Ashland isn't trying to compete with larger Civil War re-enactments at Perryville and Richmond, the sites of more significant battles, said curator Eric Brooks.

"Our goal is to provide something that will help people understand what was going on in this community," he said. "That was living life under occupation, living life in which you and your siblings might be on opposite sides."

Before his death in 1852, Clay spent much of his career in Congress forging compromises over slavery to try to prevent the Civil War. But war came anyway, and it literally reached his family's doorstep at dawn Oct. 18, 1862.

After the battle of Perryville, on Oct. 8, most Confederate forces began withdrawing to Tennessee. John Hunt Morgan, a cavalry leader from Lexington, sought to protect their retreat by attacking Union troops camped behind Ashland.

Morgan had three units of troops as he crossed from Madison County into Fayette. They separated at Clay's Ferry, with the two largest units and two pieces of artillery heading to Lexington via Richmond Road. Morgan and a smaller group went along the Kentucky River to Tates Creek Road.

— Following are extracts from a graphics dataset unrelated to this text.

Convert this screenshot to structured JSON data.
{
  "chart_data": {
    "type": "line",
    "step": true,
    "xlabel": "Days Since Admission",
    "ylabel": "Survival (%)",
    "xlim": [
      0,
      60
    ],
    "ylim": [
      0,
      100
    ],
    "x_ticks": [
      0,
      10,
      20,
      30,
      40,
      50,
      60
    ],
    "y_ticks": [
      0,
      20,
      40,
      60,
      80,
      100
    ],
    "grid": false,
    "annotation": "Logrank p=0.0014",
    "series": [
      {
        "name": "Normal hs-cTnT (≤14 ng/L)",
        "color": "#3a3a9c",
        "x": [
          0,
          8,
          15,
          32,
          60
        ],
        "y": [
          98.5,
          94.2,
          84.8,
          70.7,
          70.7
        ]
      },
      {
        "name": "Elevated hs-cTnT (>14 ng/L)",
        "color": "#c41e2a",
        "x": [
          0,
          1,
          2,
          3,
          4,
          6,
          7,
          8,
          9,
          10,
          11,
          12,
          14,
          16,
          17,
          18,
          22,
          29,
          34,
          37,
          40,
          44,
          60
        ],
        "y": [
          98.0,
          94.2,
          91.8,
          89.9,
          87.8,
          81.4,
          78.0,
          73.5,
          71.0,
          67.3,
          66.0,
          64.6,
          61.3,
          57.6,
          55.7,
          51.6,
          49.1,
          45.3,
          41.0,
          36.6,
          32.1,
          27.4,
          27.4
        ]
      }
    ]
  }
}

Not sure of the way into town, Morgan and his brother-in-law Basil Duke knocked on a farmer's door. Duke later wrote that, knowing that many people along the river were union sympathizers, he introduced Morgan to the farmer as Frank Wolford, a well-known Union officer. It was cold and dark, and Morgan and many of his men probably were wearing blue overcoats taken from captured Union troops, said Brown, the historian.

"All the way to Lexington, this man is bad-mouthing Morgan — he ought to be shot, he's nothing but a horse thief, on and on," Brown said. As they get to about where Chevy Chase is now, Morgan realizes he is near Ashland and orders his men to prepare to attack.

"This guy suddenly realizes this is not a Union outfit," Brown said. "The fellow asks, 'Who are you?' and Morgan says, 'I'm John Hunt Morgan.' The guy falls out of his saddle and starts pleading on his knees for Morgan not to kill him. The whole command breaks into laughter."

Morgan freed the farmer, who rode home as fast as he could. The three Confederate units — about 1,800 men — surrounded and attacked the camp of 300 mostly sleeping Union soldiers behind Ashland near the corner of what is now Fincastle and Woodspoint roads.

"The battle's over in five minutes," Brown said.

The Union soldiers were taken prisoner, as were more downtown at the Phoenix Hotel. A third group of Union troops barricaded themselves in the Fayette County Courthouse. When the Confederates brought in their artillery, "the mayor comes running, pleading with them not to blow up his courthouse," Brown said. "He helped plead with the Union cavalry to surrender."

Four Union solders were killed and about 20 were wounded that day. The extent of Confederate casualties is unknown, with one prominent exception: Maj. George Washington Morgan, a second cousin to John Hunt Morgan, was severely wounded. Susan Clay offered her wagon to take him to his family's home, the Hunt Morgan House on Mill Street.

After lingering several days, Morgan asked to be propped up in a chair and given a glass of bourbon and a cigar, Brooks said, "and he would then show them how a Morgan man dies, which he did."